日本を代表する金属加工産業の集積地、三条市。製造業をはじめ企業活動が盛んな、ものづくりのまちは、豊かな森や緑の田園に囲まれた、自然にとても近い場所にある。歴史のなかで培った技と創意工夫の気風が、今日も新しい何かを生み出している。
掲載:2023年8月号
新潟県三条市
三条市は「石を投げれば社長に当たる」といわれるほど数多くの中小企業が活動する。大型スーパーや学校、病院がある都市部から車で約30分の下田郷ではアウトドアや温泉が楽しめる。東京から上越新幹線で燕三条駅まで約2時間。車の場合、東京から北陸自動車道三条燕ICまで約4時間。
スノーピークの本社がある下田郷は自然豊かな場所
江戸時代の和釘づくりに始まり、金属加工産業のまちとして発展してきた三条市。市内は、さまざまな施設が揃う市街地と、自然豊かな下田郷(しただごう)に大きく分かれる。

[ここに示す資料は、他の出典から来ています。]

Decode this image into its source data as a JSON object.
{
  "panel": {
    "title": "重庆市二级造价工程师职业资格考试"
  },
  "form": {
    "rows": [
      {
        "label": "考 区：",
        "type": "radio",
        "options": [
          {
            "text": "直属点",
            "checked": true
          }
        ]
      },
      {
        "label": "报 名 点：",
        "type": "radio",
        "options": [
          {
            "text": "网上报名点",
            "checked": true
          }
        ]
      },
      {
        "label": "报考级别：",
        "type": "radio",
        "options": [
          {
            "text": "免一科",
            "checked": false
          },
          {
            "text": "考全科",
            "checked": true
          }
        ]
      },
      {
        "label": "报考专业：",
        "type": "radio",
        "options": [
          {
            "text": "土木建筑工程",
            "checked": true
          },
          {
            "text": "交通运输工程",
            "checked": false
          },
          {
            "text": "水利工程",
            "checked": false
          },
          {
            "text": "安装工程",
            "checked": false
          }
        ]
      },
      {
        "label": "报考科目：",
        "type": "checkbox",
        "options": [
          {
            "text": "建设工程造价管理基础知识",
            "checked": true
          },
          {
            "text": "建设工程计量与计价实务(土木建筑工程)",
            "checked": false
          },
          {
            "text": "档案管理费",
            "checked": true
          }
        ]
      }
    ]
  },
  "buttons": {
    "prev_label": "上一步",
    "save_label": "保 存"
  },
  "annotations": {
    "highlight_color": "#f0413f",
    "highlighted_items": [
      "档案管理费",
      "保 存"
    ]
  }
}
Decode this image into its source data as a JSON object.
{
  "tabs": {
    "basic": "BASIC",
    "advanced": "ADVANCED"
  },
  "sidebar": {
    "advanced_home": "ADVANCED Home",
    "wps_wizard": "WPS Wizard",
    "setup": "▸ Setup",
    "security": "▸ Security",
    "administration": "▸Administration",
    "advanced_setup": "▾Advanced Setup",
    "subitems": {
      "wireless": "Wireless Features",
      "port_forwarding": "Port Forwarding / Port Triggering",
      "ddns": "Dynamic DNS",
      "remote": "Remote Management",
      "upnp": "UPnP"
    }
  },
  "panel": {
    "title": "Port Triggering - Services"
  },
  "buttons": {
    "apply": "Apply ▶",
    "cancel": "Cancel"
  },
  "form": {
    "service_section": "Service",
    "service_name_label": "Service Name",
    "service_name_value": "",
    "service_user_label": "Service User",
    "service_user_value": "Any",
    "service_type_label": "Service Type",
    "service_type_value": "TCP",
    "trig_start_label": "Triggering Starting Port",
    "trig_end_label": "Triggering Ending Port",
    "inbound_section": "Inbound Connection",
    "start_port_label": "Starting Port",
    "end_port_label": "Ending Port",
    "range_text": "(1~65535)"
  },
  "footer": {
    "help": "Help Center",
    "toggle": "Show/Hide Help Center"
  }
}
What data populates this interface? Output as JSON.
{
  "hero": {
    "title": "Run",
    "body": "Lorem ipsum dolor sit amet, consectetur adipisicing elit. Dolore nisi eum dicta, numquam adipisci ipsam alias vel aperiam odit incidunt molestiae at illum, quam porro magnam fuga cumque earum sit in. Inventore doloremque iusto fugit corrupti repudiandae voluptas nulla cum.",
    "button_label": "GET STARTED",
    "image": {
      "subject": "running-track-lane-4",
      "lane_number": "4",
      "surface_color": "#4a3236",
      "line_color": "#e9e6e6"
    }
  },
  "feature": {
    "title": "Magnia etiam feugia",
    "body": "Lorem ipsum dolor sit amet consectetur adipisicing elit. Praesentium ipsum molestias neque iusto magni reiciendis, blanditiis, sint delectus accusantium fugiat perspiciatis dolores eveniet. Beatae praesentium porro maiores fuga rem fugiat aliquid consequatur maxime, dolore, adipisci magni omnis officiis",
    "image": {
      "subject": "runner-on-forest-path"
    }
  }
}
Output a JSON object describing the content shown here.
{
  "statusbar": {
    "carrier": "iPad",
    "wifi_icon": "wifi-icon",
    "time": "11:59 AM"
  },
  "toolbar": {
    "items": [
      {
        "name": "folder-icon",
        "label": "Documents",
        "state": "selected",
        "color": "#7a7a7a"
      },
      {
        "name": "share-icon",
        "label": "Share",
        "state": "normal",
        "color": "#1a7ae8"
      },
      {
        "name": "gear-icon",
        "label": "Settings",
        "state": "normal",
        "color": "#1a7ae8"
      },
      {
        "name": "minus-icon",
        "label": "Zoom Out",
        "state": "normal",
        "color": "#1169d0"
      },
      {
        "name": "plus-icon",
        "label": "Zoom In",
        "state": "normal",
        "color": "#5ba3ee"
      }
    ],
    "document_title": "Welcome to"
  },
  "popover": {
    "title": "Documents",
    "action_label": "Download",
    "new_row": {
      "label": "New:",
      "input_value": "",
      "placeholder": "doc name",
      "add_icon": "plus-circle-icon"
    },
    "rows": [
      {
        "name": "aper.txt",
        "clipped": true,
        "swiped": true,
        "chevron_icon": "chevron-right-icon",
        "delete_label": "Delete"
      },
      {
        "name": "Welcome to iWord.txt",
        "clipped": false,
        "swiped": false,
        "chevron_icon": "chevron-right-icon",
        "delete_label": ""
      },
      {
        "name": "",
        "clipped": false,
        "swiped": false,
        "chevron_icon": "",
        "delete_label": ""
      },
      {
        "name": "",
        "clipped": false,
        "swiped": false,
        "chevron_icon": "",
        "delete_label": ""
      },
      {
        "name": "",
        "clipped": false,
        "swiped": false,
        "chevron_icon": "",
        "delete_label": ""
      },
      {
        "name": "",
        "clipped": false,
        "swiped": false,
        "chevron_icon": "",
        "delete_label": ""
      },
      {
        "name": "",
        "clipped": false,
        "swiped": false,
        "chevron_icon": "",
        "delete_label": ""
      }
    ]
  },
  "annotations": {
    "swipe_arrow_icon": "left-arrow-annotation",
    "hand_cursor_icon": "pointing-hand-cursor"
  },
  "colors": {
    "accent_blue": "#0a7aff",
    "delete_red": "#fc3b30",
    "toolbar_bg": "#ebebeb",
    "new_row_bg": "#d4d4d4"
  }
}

ものづくりと自然環境の両方に恵まれたことから、数多くのアウトドアメーカーが活躍しており、アウトドアのまちとしても知られている。
日本を代表するアウトドアブランド、スノーピークの本社は下田郷の丘陵地帯でキャンプ場を併設(総敷地約15万坪)。販売した製品を使う場所を提供するほか、スノーピーク製品を借りて手ぶらキャンプも楽しめるなど、顧客との絆を育んでいる。
ものづくりの職人が集う地域で「本当に欲しいものを自分でつくる」というスノーピークの思想は、創業者から後継者の山井太社長に受け継がれ、「日本にまだないオートキャンプという文化をつくろう」という思いのもと、人と人をつなぐことで発展を遂げた。同社が掲げる「人生に、野遊びを。」という言葉は、自然のもとでの人間性の回復を意味する。いまや全国各地からアウトドアに魅力を感じる人びとが入社を希望する企業となり、本社社員の多くが県外出身だ。
三条市は移住支援に積極的な施策を打ち出しており、移住コンシェルジュを設置したほか、移住者が情報交換できる交流拠点もあり、地域のなかでスムーズに、人と人が縁を結んでいける工夫がされている。
「ちょうどいい場所」でものづくりをする暮らし
三条市は、金属加工とともに木材加工も盛んだ。長谷弘(はせひろ)工業がつくる特殊な構造のバックロードホーンスピーカーは、目の前に演奏ホールが出現したような奥行きを生む逸品。開発の原動力は、長谷川安衛社長の「人と違うものをやりたい」という意欲だ。つくりたいものに合わせて鍛造、鋳物、木工と、技術を蓄積してきた企業の成果でもある。
こうした長谷弘工業の精神に魅力を感じて就職を決めたのが、昨年三条市に移住した綾部洋一さんだ。綾部さんは、ものづくり自体が初めて。製品を1つつくるのはとても大変だが「形になるとうれしい」と手応えを実感している。
綾部さんが三条市に抱く感想は「ちょうどいい」ということ極端に混み合うわけでも、何もないわけでもない生活は、車があれば山にも海にも30分ほどで行けるバランスのよさが魅力。水田を見ながら心地よい風を感じ、夕日の光景に心を動かし、仕事終わりに温泉へ行くなど、新鮮な毎日を送っている。
綾部さんの趣味は写真。趣味に打ち込む時間も、三条市への移住で確保できるようになり、最近では個展も開催することができた。
綾部さんの採用を担当した長谷川貴一専務は、県外からの移住者採用の結果、アイデアや知識の幅が広がったと話す。
伝統を守りながらも新たな挑戦をしつづける「ものづくりのまち」三条市なら、移住者の経験や視点が活かせることだろう。
三条市の人気の秘密!
□ものづくりをはじめ魅力的な企業が多い
□都市と自然のバランスが「ちょうどいい」
□移住支援制度でサポートも補助金も充実
□キャンプ場や地元産のギアも豊富
□新規の出店や施設が集積する中心市街地
三条市移住支援情報
移住コンシェルジュが検討から就職までサポート
最初の相談から、就職、住まいの紹介まで、自身の移住体験をもとに移住者を支える移住コンシェルジュが常駐している。企業訪問、子育て支援施設など、希望に合わせて三条市の暮らしを1泊2日で体験できる「オーダーメイド移住体験」も実施。さらに三条市では、空き家バンクや多様な補助金など、さまざまな支援を用意している。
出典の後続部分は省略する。